When the raids and detentions started happening, he wondered what he could do to help. Though he spent most of his career as a musician, first in the band The Rosenbergs — no relation to Ethel and Julius, he said — then with Stealing Heather, he had been tech-savvy since childhood. His parents sent him to coding camp at age 13, where he developed an online blackjack game.

He spent three months designing ICEBlock, making sure it protects user anonymity, before releasing it last April. “It’s 100% secure,” he said.

Inciting violence — or helping the vulnerable?

The app’s success has made Aaron himself a target. Social media is rife with calls for his arrest. Secretary of Homeland Security Kristi Noem called ICEBlock “sickening,” saying it “paints a target on federal law enforcement officers’ backs” and “incites violence.”

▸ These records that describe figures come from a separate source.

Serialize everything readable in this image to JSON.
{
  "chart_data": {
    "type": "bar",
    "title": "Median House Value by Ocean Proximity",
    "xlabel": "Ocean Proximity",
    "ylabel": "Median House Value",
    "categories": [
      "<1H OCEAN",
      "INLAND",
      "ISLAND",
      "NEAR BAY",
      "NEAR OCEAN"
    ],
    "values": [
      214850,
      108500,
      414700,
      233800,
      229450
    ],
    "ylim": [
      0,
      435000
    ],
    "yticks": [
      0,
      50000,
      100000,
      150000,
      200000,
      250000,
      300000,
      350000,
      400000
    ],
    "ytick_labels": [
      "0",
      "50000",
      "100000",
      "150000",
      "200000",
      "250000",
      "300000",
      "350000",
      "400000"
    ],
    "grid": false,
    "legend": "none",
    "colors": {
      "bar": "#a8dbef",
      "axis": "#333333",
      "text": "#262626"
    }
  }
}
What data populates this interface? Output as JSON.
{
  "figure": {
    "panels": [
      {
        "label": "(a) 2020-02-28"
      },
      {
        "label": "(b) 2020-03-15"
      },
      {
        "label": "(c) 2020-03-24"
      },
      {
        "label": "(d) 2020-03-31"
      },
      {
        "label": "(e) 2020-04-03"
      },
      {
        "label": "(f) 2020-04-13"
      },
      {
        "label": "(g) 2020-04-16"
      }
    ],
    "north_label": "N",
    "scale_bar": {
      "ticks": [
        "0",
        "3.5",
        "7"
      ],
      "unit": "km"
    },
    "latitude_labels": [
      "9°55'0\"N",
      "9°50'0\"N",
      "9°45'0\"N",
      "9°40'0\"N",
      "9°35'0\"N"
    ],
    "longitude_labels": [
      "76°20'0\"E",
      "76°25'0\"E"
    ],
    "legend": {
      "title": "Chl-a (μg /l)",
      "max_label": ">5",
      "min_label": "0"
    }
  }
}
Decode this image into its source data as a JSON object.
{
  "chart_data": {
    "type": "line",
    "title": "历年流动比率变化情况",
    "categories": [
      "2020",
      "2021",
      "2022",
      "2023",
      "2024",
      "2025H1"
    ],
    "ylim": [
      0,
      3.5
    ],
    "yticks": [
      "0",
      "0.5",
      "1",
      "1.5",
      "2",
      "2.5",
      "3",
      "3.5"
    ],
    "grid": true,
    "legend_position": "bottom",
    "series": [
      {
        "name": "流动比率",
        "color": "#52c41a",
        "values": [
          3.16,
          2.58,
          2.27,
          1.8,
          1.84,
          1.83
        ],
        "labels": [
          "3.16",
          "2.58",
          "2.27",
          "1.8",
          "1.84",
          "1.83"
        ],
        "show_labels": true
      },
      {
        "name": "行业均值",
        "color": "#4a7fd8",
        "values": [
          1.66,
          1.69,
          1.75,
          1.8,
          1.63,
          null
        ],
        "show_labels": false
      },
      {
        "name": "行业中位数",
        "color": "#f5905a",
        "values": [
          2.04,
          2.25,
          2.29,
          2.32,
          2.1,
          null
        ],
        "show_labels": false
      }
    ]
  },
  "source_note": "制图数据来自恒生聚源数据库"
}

“I get two to three death threats a day via email,” Aaron said.

Last week he was doxxed: his personal information, including his home address, was hacked and released on the internet. He takes precautions — hence our interview on the encrypted Signal app — but said he ultimately isn’t too worried about threats or legal prosecution.

“We’re not doing anything wrong,” he said. “We’re not doxxing agents, we’re not inciting violence. We’re giving people information.”

Aaron also doesn’t take payment or donations for the app. He said his career in the music industry has provided enough to support his current work.

“I could never accept a penny for this app,” he said. “Because that would be seen as profiting off of other people’s suffering.”

‘We have become so complacent’

The sharp uptick in action against undocumented people that prompted ICEBlock’s creation is about to get even more intense. The budget bill Trump recently signed into law includes $170 billion for immigration enforcement, $75 billion of which will go directly to ICE. The money will expand ICE detention centers to 100,000 beds over the next four years, and fund 10,000 additional deportation officers.

“ICE is now larger than all the other law enforcement in this country,” said Aaron. (The new funds will make ICE the highest-funded federal law enforcement agency, by a significant margin.) “What do you think is about to happen?”

Aaron pointed to well-documented cases of ICE agents detaining pregnant mothers, children and legal immigrants — along with tens of thousands of law-abiding, tax-paying undocumented men and women — as a sign of even worse to come.

In response, Aaron is working to refine ICEBlock, including by making it available in more languages and increasing its user capacity.

I asked him if the silence and inaction of many in the Jewish community has taken him aback. It turns out he was far less surprised than me.

“When we haven’t seen these horrific things come to our doorstep in the United States,” he said, “we have become so complacent. People just don’t think it’s really going to happen to us here.”